With its branch office in picturesque Gordon’s Bay, production printing vendor Riso Africa saw an ideal opportunity to sponsor the local Riso Gaul Regatta which took place in Gordon’s Bay over the weekend of 5-7 September.
‘The event is a proven winner with clients and their families, resulting in an unusual day out in which many enjoy their first taste of the joy of sailing,’ said Riso marketing manager Sonia Anderson.
‘South Africans are always keen to try a little something different and with a sailing regatta, they definitely get that,’ said Anderson. ‘This marks the second year we’ve come on board as the naming sponsor of the Gaul Regatta, after a very successful event in 2013.’

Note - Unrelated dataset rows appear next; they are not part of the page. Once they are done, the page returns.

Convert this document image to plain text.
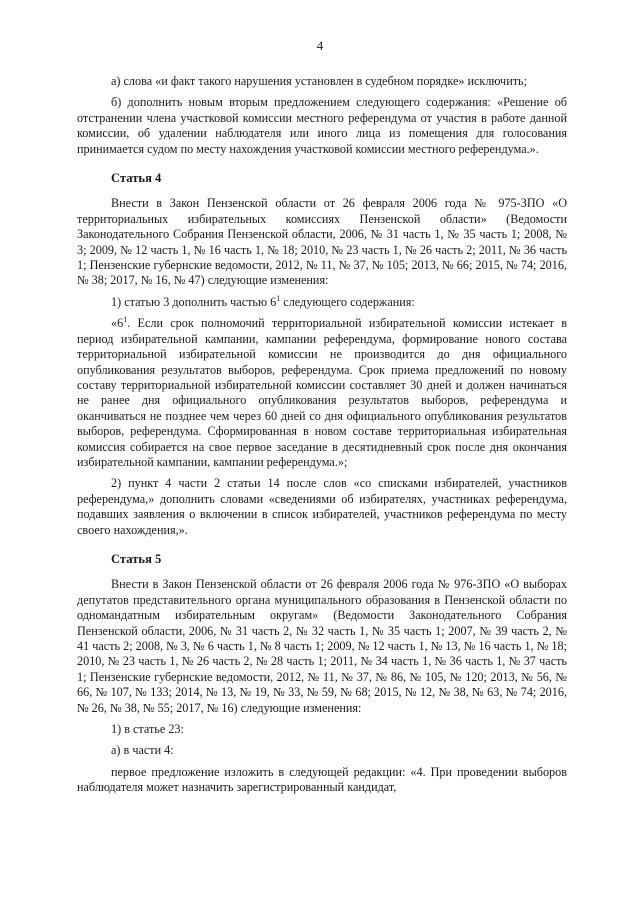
4

а) слова «и факт такого нарушения установлен в судебном порядке» исключить;

б) дополнить новым вторым предложением следующего содержания: «Решение об отстранении члена участковой комиссии местного референдума от участия в работе данной комиссии, об удалении наблюдателя или иного лица из помещения для голосования принимается судом по месту нахождения участковой комиссии местного референдума.».

Статья 4

Внести в Закон Пензенской области от 26 февраля 2006 года № 975-ЗПО «О территориальных избирательных комиссиях Пензенской области» (Ведомости Законодательного Собрания Пензенской области, 2006, № 31 часть 1, № 35 часть 1; 2008, № 3; 2009, № 12 часть 1, № 16 часть 1, № 18; 2010, № 23 часть 1, № 26 часть 2; 2011, № 36 часть 1; Пензенские губернские ведомости, 2012, № 11, № 37, № 105; 2013, № 66; 2015, № 74; 2016, № 38; 2017, № 16, № 47) следующие изменения:

1) статью 3 дополнить частью $6^1$ следующего содержания:

«$6^1$. Если срок полномочий территориальной избирательной комиссии истекает в период избирательной кампании, кампании референдума, формирование нового состава территориальной избирательной комиссии не производится до дня официального опубликования результатов выборов, референдума. Срок приема предложений по новому составу территориальной избирательной комиссии составляет 30 дней и должен начинаться не ранее дня официального опубликования результатов выборов, референдума и оканчиваться не позднее чем через 60 дней со дня официального опубликования результатов выборов, референдума. Сформированная в новом составе территориальная избирательная комиссия собирается на свое первое заседание в десятидневный срок после дня окончания избирательной кампании, кампании референдума.»;

2) пункт 4 части 2 статьи 14 после слов «со списками избирателей, участников референдума,» дополнить словами «сведениями об избирателях, участниках референдума, подавших заявления о включении в список избирателей, участников референдума по месту своего нахождения,».

Статья 5

Внести в Закон Пензенской области от 26 февраля 2006 года № 976-ЗПО «О выборах депутатов представительного органа муниципального образования в Пензенской области по одномандатным избирательным округам» (Ведомости Законодательного Собрания Пензенской области, 2006, № 31 часть 2, № 32 часть 1, № 35 часть 1; 2007, № 39 часть 2, № 41 часть 2; 2008, № 3, № 6 часть 1, № 8 часть 1; 2009, № 12 часть 1, № 13, № 16 часть 1, № 18; 2010, № 23 часть 1, № 26 часть 2, № 28 часть 1; 2011, № 34 часть 1, № 36 часть 1, № 37 часть 1; Пензенские губернские ведомости, 2012, № 11, № 37, № 86, № 105, № 120; 2013, № 56, № 66, № 107, № 133; 2014, № 13, № 19, № 33, № 59, № 68; 2015, № 12, № 38, № 63, № 74; 2016, № 26, № 38, № 55; 2017, № 16) следующие изменения:

1) в статье 23:

а) в части 4:

первое предложение изложить в следующей редакции: «4. При проведении выборов наблюдателя может назначить зарегистрированный кандидат,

The Regatta offered Riso’s guests the ability to get out on a sailing vessel to view the action up close; those who lacked sea legs had the option of enjoying the racing from the comfort of the Gordon’s Bay Yacht Club. ‘Many of our clients were very pleasantly surprised at just how remarkable it is to be on the water on a sailing vessel for the first time, along with their wives and children,’ said Anderson. ‘Being on a yacht also provides perspective on just how physically demanding sailing is.’
Riso Africa offers production printing solutions which have some unique differentiators – which also have something in common with sailing, continues Anderson. ‘Our devices use inkjet technology where most others are laser-based. That’s a fundamental advantage because Riso printing solutions use far less energy than any competing products.’
In light of South Africa’s energy challenges, this is significant as the cost of producing books, posters, manuals and other high-volume products is considerably reduced. It is also not necessary to get expensive (and increasingly difficult to source) three-phase electricity to power a Riso printer.
What’s that got to do with sailing? ‘Just like sailing yachts are efficient and have a very low impact on the environment, Riso printers consume up to 50% less energy than laser devices. Our printers also take up far less space and don’t generate the sort of heat which requires specialised air conditioning- and that adds up to helping companies keep costs under control in competitive environments,’ said Anderson.
Just as the advent of motorised boats hasn’t meant the end of wind-powered vessels, the continued advancement of the internet and digital technology doesn’t mean the end of printed material. ‘There is an evolution underway, but there remains very strong demand for printed products, whether for educational, advertising, leisure or other markets,’ said Anderson.
A Riso printer produced a souvenir book of photos on demand for guests, sailors and enthusiasts.